First, the annual declaration. If your crypto assets hit BRL 5,000 or more by December 31, you're filing an IRPF (Individual Income Tax Return). There's no way around it. When you're filling out the Assets and Rights section, you go to Group 08 for cryptoassets and pick your code - Bitcoin is 01, Ethereum is 02, other altcoins are 03, NFTs are 10. You need to list what you own, how much it's worth in reais, where it's stored (exchange name with CNPJ or your own wallet), and the acquisition cost. Pretty straightforward.
Now here's where crypto taxes in Brazil get interesting - and where most people mess up. Capital gains aren't taxed annually. They're taxed monthly, but only if you cross a threshold. If your total sales in a month stay under R$ 35,000, you're exempt. That's the sweet spot. But the moment you sell above that? The profit gets hit with tax ranging from 15% to 22.5% depending on the amount. You calculate it using the Federal Revenue's GCAP program and pay via DARF by the last business day of the following month.
There's also the reporting side. Brazilian exchanges have to automatically report your movements to the Federal Revenue through Instruction Normative 1888. But if you're trading on foreign exchanges or doing peer-to-peer deals, you're responsible for reporting if your monthly operations exceed R$ 30,000. The new DeCripto rules (IN 2291/2025) are tightening this up even more to match OECD standards.

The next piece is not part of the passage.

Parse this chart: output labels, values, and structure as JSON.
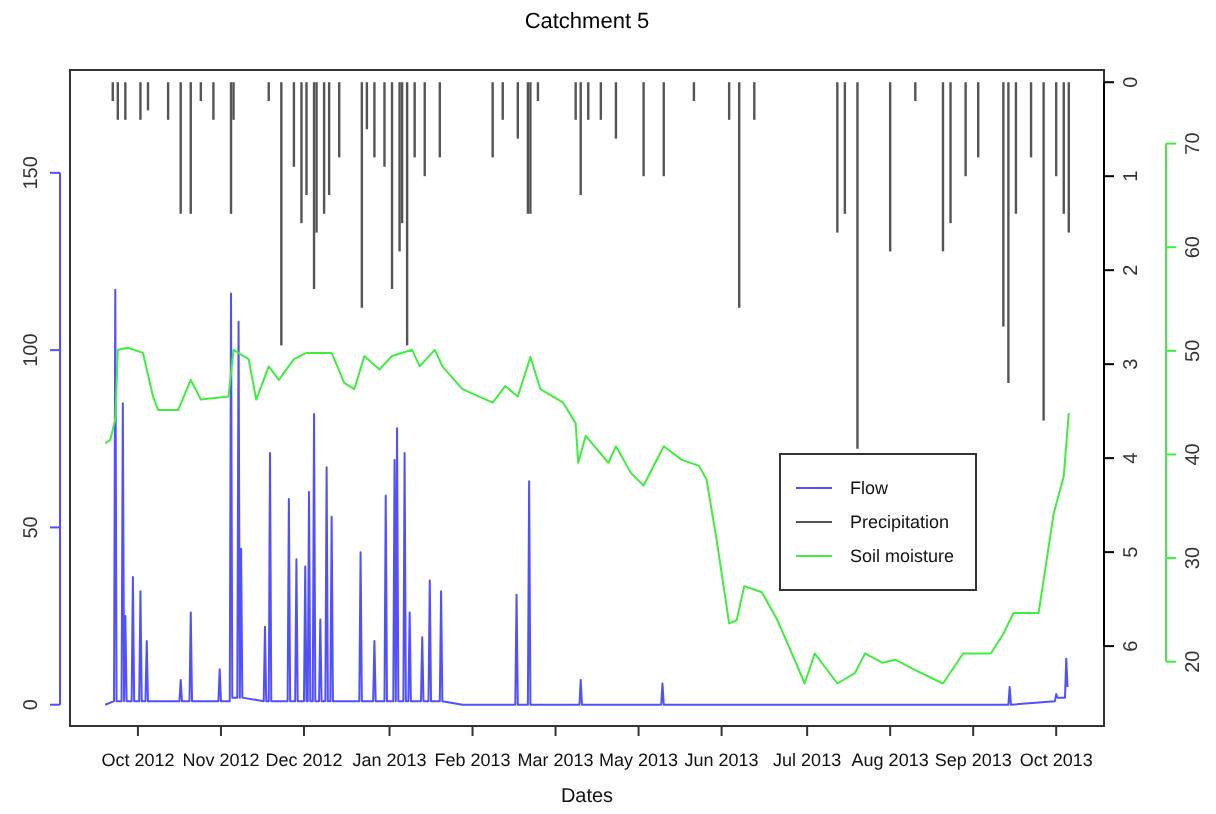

The bottom line for crypto taxes in Brazil? Keep meticulous records. Date, amount, quantity, cost basis, which exchange - everything. The Federal Revenue knows more than you think, and they're getting better at tracking crypto transactions. The fines for not complying aren't worth the risk. Whether you're trading Bitcoin, Ethereum, or anything else, the compliance framework is the same, and it's getting stricter.